UK already has been partnering for several years with Morehead State University through a Rural Physician Leadership Program, where students complete their third and fourth years of medical training with rural-centered clinical experiences primarily at St. Claire Regional Medical Center.
“Our partnership with the University of Kentucky and St. Claire Regional Medical Center has helped many students from our region become physicians and physicians’ assistants,” said Morehead State University President Wayne D. Andrews. “Working with UK and St. Claire though our Rural Physician Leadership Program is a win-win not only for Morehead State University, but for our students and the communities we serve. We are delighted to extend these working relationships to expand our reach in helping meet the needs of East Kentucky.”

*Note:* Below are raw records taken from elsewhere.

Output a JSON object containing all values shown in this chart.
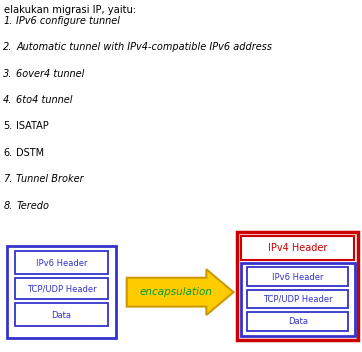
{
  "text_top": "elakukan migrasi IP, yaitu:",
  "list_items": [
    "IPv6 configure tunnel",
    "Automatic tunnel with IPv4-compatible IPv6 address",
    "6over4 tunnel",
    "6to4 tunnel",
    "ISATAP",
    "DSTM",
    "Tunnel Broker",
    "Teredo"
  ],
  "list_italic": [
    true,
    true,
    true,
    true,
    false,
    false,
    true,
    true
  ],
  "left_box_labels": [
    "IPv6 Header",
    "TCP/UDP Header",
    "Data"
  ],
  "right_box_labels": [
    "IPv6 Header",
    "TCP/UDP Header",
    "Data"
  ],
  "ipv4_header_label": "IPv4 Header",
  "arrow_label": "encapsulation",
  "color_blue": "#3333cc",
  "color_red": "#cc0000",
  "color_green": "#009933",
  "color_yellow": "#ffcc00",
  "color_yellow_edge": "#cc9900",
  "color_white": "#ffffff",
  "color_black": "#000000",
  "bg_color": "#ffffff"
}
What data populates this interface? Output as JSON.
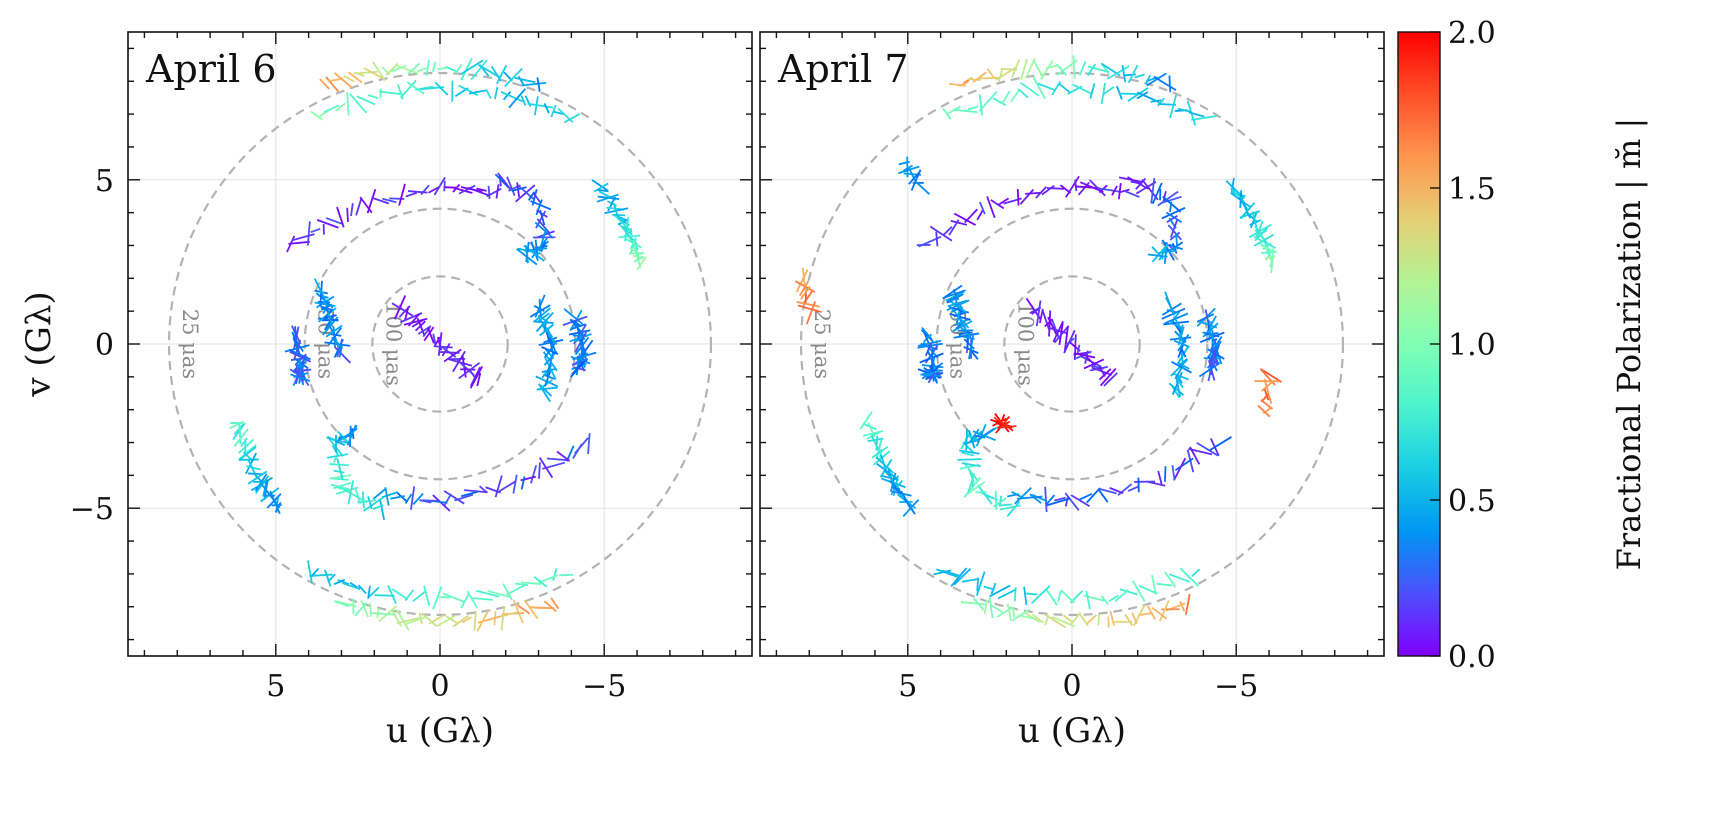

Mark J. Neff, president/CEO at St. Claire Regional Medical Center in Morehead added, “we are thrilled to be a part of the expansion and growth of the Rural Physician Leadership Program. Since the program began in 2012, St. Claire Regional has assisted 32 medical students to successfully graduate. Doing more to prepare for the shortage of rural health care providers only makes sense for us as we have continued to be dedicated to the training of medical providers in our region since our doors opened. We are proud to say that we have over 50 years of experience in training medical students, as a teaching affiliate of the University of Kentucky and we look forward to many more."
In addition to the didactic training, clinical education will occur in conjunction with the regional medical provider partners in Ashland, Morehead and Bowling Green.
"We are very proud to be a part of this collaborative effort and we are committed to building programs that support our communities and their future health care needs," said Kristie Whitlatch, president/CEO King's Daughters Health System. "We are also committed to retaining our local talent and providing them with the ability to remain in our communities for their educational experience and hopefully for their entire career as a physician. An alliance with the University of Kentucky College of Medicine will be beneficial in recruiting physicians of all specialties so we can keep our health care local and ultimately improve the health of the communities we serve."
Connie Smith, chief executive officer of The Medical Center at Bowling Green, added, “the establishment of a four-year satellite program at The Medical Center in Bowling Green is the first of its kind in Kentucky. This public/private partnership is an extraordinary means to address one of the most pressing challenges in health care today – the physician shortage. It is an amazing opportunity for area students wishing to pursue a career in medicine, and the entire Commonwealth will ultimately benefit from having greater access to well-trained physicians. This project will have a tremendous impact in south central Kentucky for years to come.”